Assertiveness Training choosingchange Counselling Sydney CBD
Sometimes it is best to hold your peace, act and negotiate calmly, even if you are feeling differently. Living authentically and establishing a sense-of-self through differentiation-of-self and mindfulness enables you live well and have successful relationships.
Being honest, being caring and above all being fair. Fair to yourself — being authentic to your beliefs while maintaining an attitude of care for others. Clearly stating your case without being selfish, vindictive or sarcastic.
When you are being assertive you are showing that you believe in yourself while maintaining respect and concern for other people’s beliefs.
Also helpful for assertiveness skills —
Feedback to other people — communicate what you think they mean, what you heard, and how that helps you understand where they are coming from. Nodding and using a neutral or affirming tone of voice communicates that you acknowledge the other person’s existence and right to be heard.

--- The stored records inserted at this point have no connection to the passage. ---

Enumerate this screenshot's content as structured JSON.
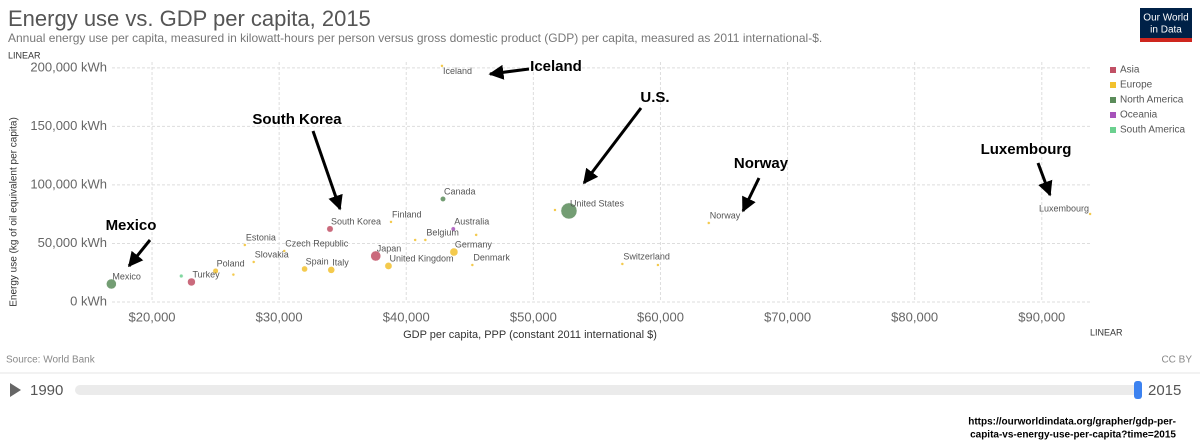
{
  "chart_data": {
    "type": "scatter",
    "title": "Energy use vs. GDP per capita, 2015",
    "subtitle": "Annual energy use per capita, measured in kilowatt-hours per person versus gross domestic product (GDP) per capita, measured as 2011 international-$.",
    "y_scale_label": "LINEAR",
    "x_scale_label": "LINEAR",
    "y_label": "Energy use (kg of oil equivalent per capita)",
    "x_label": "GDP per capita, PPP (constant 2011 international $)",
    "source": "Source: World Bank",
    "license": "CC BY",
    "logo": [
      "Our World",
      "in Data"
    ],
    "timeline": {
      "start": "1990",
      "end": "2015"
    },
    "url": [
      "https://ourworldindata.org/grapher/gdp-per-",
      "capita-vs-energy-use-per-capita?time=2015"
    ],
    "annotations": [
      "Iceland",
      "South Korea",
      "U.S.",
      "Norway",
      "Luxembourg",
      "Mexico"
    ],
    "xlim": [
      16850,
      93950
    ],
    "ylim": [
      0,
      205000
    ],
    "grid": true,
    "legend": "right",
    "xticks": [
      {
        "value": 20000,
        "label": "$20,000"
      },
      {
        "value": 30000,
        "label": "$30,000"
      },
      {
        "value": 40000,
        "label": "$40,000"
      },
      {
        "value": 50000,
        "label": "$50,000"
      },
      {
        "value": 60000,
        "label": "$60,000"
      },
      {
        "value": 70000,
        "label": "$70,000"
      },
      {
        "value": 80000,
        "label": "$80,000"
      },
      {
        "value": 90000,
        "label": "$90,000"
      }
    ],
    "yticks": [
      {
        "value": 0,
        "label": "0 kWh"
      },
      {
        "value": 50000,
        "label": "50,000 kWh"
      },
      {
        "value": 100000,
        "label": "100,000 kWh"
      },
      {
        "value": 150000,
        "label": "150,000 kWh"
      },
      {
        "value": 200000,
        "label": "200,000 kWh"
      }
    ],
    "series": [
      {
        "name": "Asia",
        "color": "#c15065",
        "x": [
          34000,
          37600,
          23100
        ],
        "values": [
          62400,
          39300,
          17100
        ],
        "sizes": [
          51,
          127,
          78
        ],
        "labels": [
          "South Korea",
          "Japan",
          "Turkey"
        ]
      },
      {
        "name": "Europe",
        "color": "#f2c12e",
        "x": [
          42810,
          38800,
          41500,
          43750,
          63800,
          93800,
          57000,
          45200,
          38600,
          34100,
          32000,
          30400,
          27300,
          28000,
          25000,
          26400,
          40700,
          45500,
          59800,
          51700
        ],
        "values": [
          201700,
          68400,
          53000,
          42700,
          67500,
          75200,
          32500,
          31600,
          30800,
          27400,
          28200,
          43600,
          48700,
          34200,
          26500,
          23400,
          53000,
          57300,
          31600,
          78600
        ],
        "sizes": [
          0.33,
          5.5,
          11.3,
          81.7,
          5.2,
          0.57,
          8.3,
          5.7,
          65,
          60.7,
          46.4,
          10.5,
          1.3,
          5.4,
          38,
          4.2,
          8.6,
          1.2,
          0.6,
          0.5
        ],
        "labels": [
          "Iceland",
          "Finland",
          "Belgium",
          "Germany",
          "Norway",
          "Luxembourg",
          "Switzerland",
          "Denmark",
          "United Kingdom",
          "Italy",
          "Spain",
          "Czech Republic",
          "Estonia",
          "Slovakia",
          "Poland",
          null,
          null,
          null,
          null,
          null
        ]
      },
      {
        "name": "North America",
        "color": "#5b8c5a",
        "x": [
          42890,
          52800,
          16800
        ],
        "values": [
          88000,
          77800,
          15400
        ],
        "sizes": [
          36,
          321,
          125
        ],
        "labels": [
          "Canada",
          "United States",
          "Mexico"
        ]
      },
      {
        "name": "Oceania",
        "color": "#a652ba",
        "x": [
          43700
        ],
        "values": [
          62400
        ],
        "sizes": [
          23.8
        ],
        "labels": [
          "Australia"
        ]
      },
      {
        "name": "South America",
        "color": "#6bd08f",
        "x": [
          22300
        ],
        "values": [
          22200
        ],
        "sizes": [
          18
        ],
        "labels": [
          null
        ]
      }
    ]
  }
}
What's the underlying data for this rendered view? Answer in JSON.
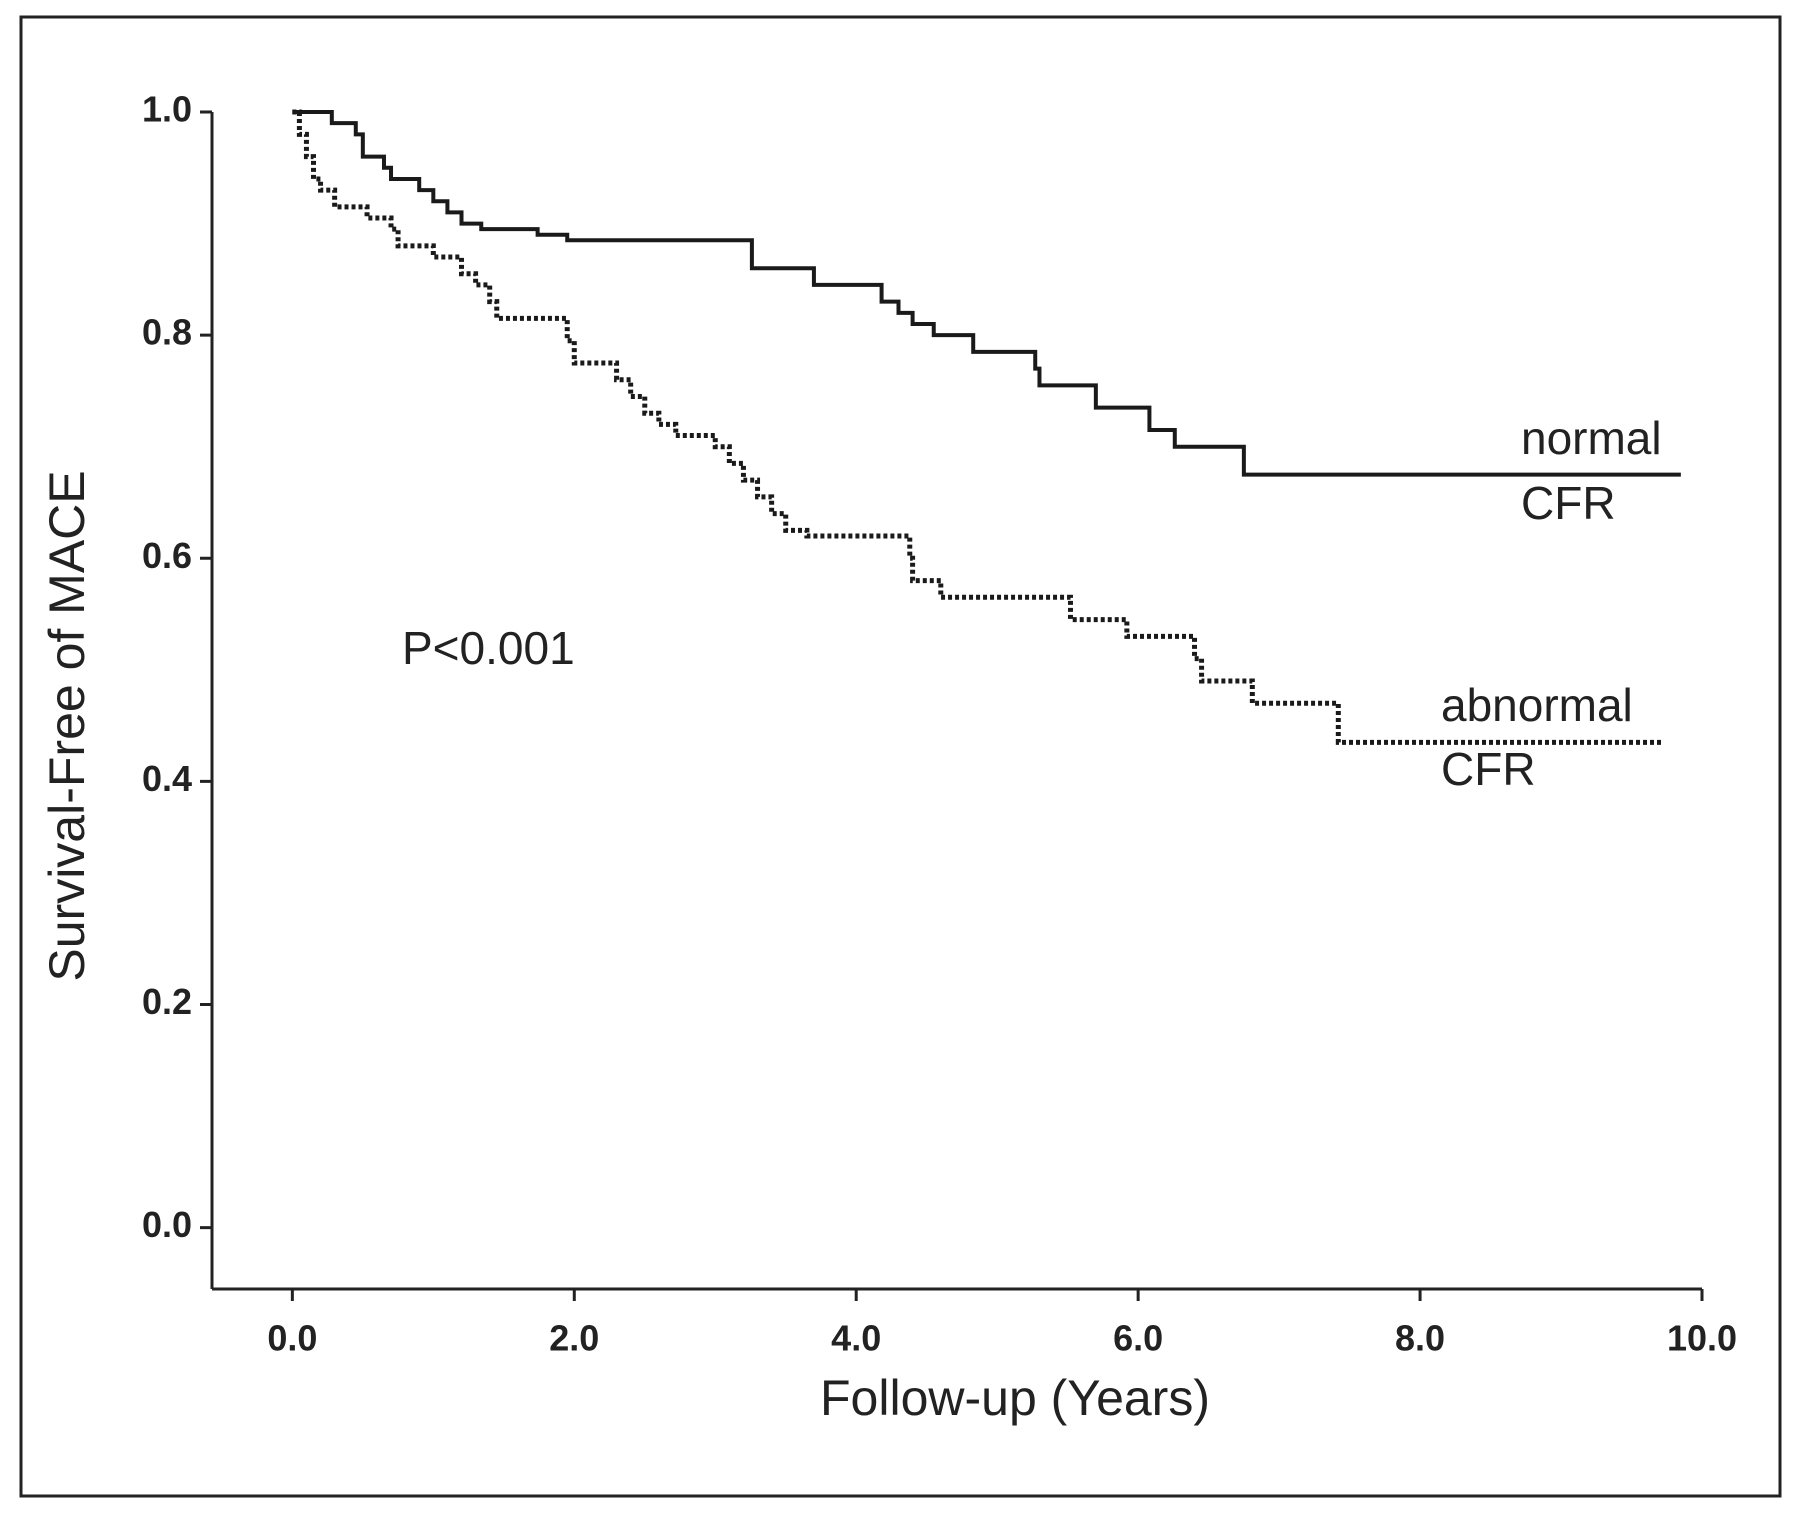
{
  "chart_data": {
    "type": "step",
    "x_label": "Follow-up (Years)",
    "y_label": "Survival-Free of MACE",
    "annotation": "P<0.001",
    "xlim": [
      -0.57,
      10
    ],
    "ylim": [
      -0.055,
      1
    ],
    "xticks": [
      {
        "value": 0,
        "label": "0.0"
      },
      {
        "value": 2,
        "label": "2.0"
      },
      {
        "value": 4,
        "label": "4.0"
      },
      {
        "value": 6,
        "label": "6.0"
      },
      {
        "value": 8,
        "label": "8.0"
      },
      {
        "value": 10,
        "label": "10.0"
      }
    ],
    "yticks": [
      {
        "value": 0,
        "label": "0.0"
      },
      {
        "value": 0.2,
        "label": "0.2"
      },
      {
        "value": 0.4,
        "label": "0.4"
      },
      {
        "value": 0.6,
        "label": "0.6"
      },
      {
        "value": 0.8,
        "label": "0.8"
      },
      {
        "value": 1,
        "label": "1.0"
      }
    ],
    "series": [
      {
        "name_lines": [
          "normal",
          "CFR"
        ],
        "color": "#1a1a1a",
        "dashed": false,
        "x": [
          0,
          0.28,
          0.45,
          0.5,
          0.65,
          0.7,
          0.9,
          1.0,
          1.1,
          1.2,
          1.34,
          1.74,
          1.95,
          3.26,
          3.7,
          4.18,
          4.3,
          4.4,
          4.55,
          4.83,
          5.27,
          5.3,
          5.7,
          6.08,
          6.26,
          6.75,
          9.85
        ],
        "values": [
          1.0,
          0.99,
          0.98,
          0.96,
          0.95,
          0.94,
          0.93,
          0.92,
          0.91,
          0.9,
          0.895,
          0.89,
          0.885,
          0.86,
          0.845,
          0.83,
          0.82,
          0.81,
          0.8,
          0.785,
          0.77,
          0.755,
          0.735,
          0.715,
          0.7,
          0.675,
          0.675
        ]
      },
      {
        "name_lines": [
          "abnormal",
          "CFR"
        ],
        "color": "#1a1a1a",
        "dashed": true,
        "x": [
          0,
          0.05,
          0.1,
          0.15,
          0.2,
          0.3,
          0.53,
          0.7,
          0.75,
          1.0,
          1.2,
          1.3,
          1.4,
          1.45,
          1.95,
          2.0,
          2.3,
          2.4,
          2.5,
          2.6,
          2.72,
          3.0,
          3.1,
          3.2,
          3.3,
          3.4,
          3.5,
          3.65,
          4.38,
          4.4,
          4.6,
          5.52,
          5.92,
          6.4,
          6.45,
          6.81,
          7.42,
          9.73
        ],
        "values": [
          1.0,
          0.98,
          0.96,
          0.94,
          0.93,
          0.915,
          0.905,
          0.895,
          0.88,
          0.87,
          0.855,
          0.845,
          0.83,
          0.815,
          0.795,
          0.775,
          0.76,
          0.745,
          0.73,
          0.72,
          0.71,
          0.7,
          0.685,
          0.67,
          0.655,
          0.64,
          0.625,
          0.62,
          0.6,
          0.58,
          0.565,
          0.545,
          0.53,
          0.51,
          0.49,
          0.47,
          0.435,
          0.435
        ]
      }
    ]
  }
}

Encourage a balanced situation — when you are talking to people — make the territory neutral. Sit or stand beside them or sit directly opposite but mirror their position.
Assertiveness training counselling allows you to be yourself, allows you to ask for what you want, allows you to be heard. Only if you communicate what you mean. And, let them communicate to you what they want.

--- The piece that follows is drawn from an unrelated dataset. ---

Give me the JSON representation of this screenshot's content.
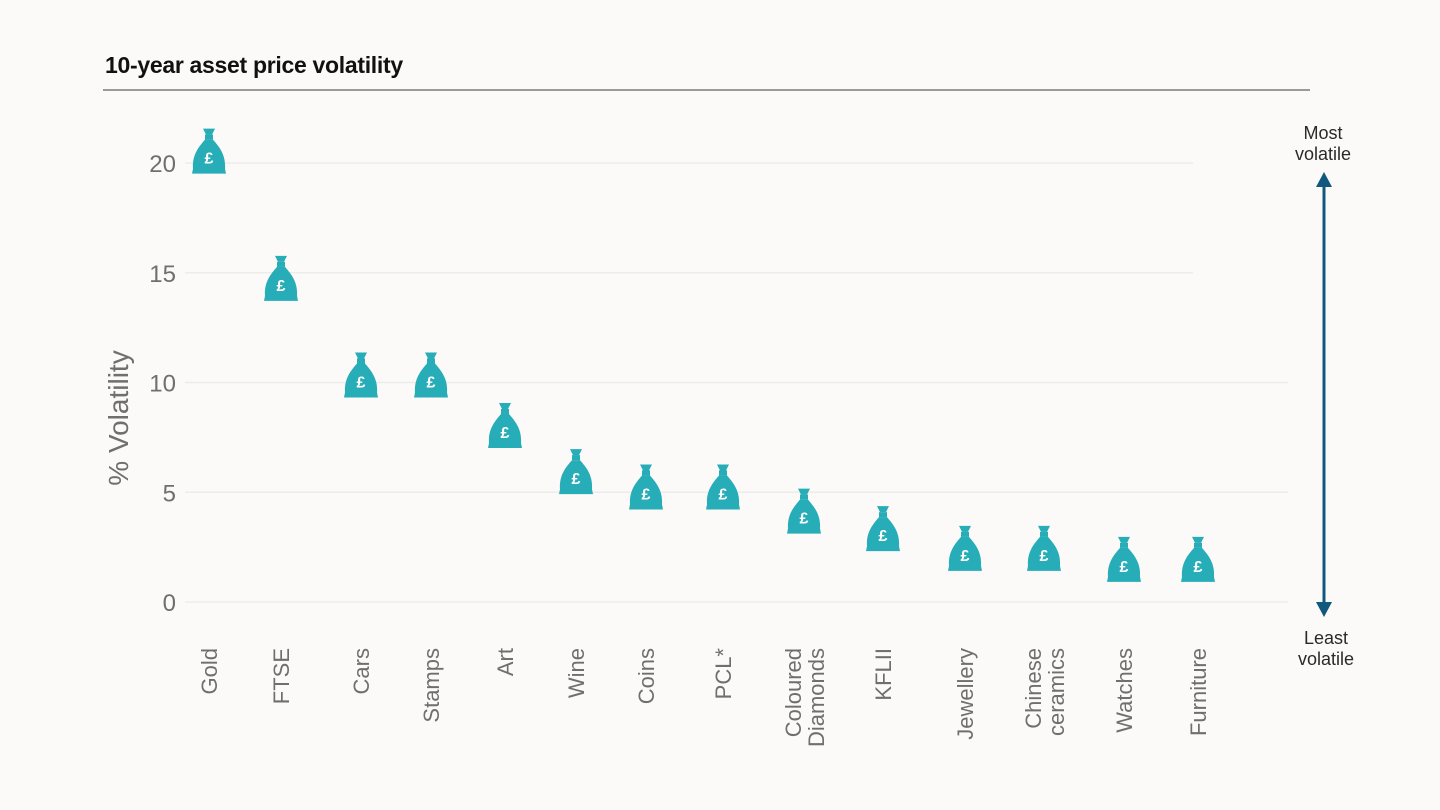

Counselling assertiveness training is one of the most successful ways you can get out of life the things you really want.
People who are too passive can sometimes act out in a ‘passive-aggressive’ way.

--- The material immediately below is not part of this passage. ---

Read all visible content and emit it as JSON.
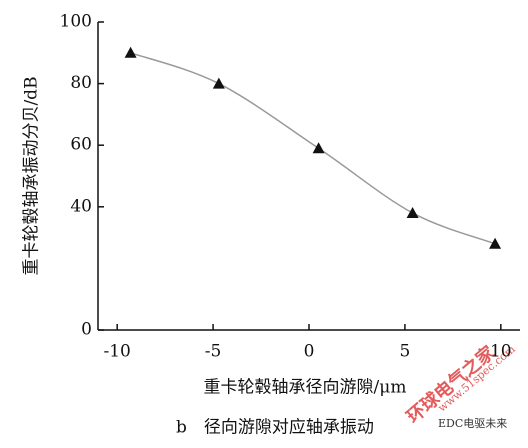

Being passive- aggressive can sometimes mean feeling inadequate and living in fear of competition.
This person might fear success (self-sabotage) or be controlling and tyrannical.
Passive-aggressive people withhold vital information the group needs to complete a task or project.
They make excuses for things not being done and rarely will give a straight answer to a question.
Learning to be assertive is a prerequisite for living well. Developing your assertiveness skills can effectively be practised every time you speak with someone. Think about it. If you cannot stand up for yourself who will? And if you are dependant on another to do your assertiveness training work what happens if they are not around? You being dependant on another will inevitable postpone the day when the whole thing falls down around you and you end up in trouble. Assertiveness skills practise is a daily task. Build it into your persona ;routine. As regular as the early morning meal — breakfast.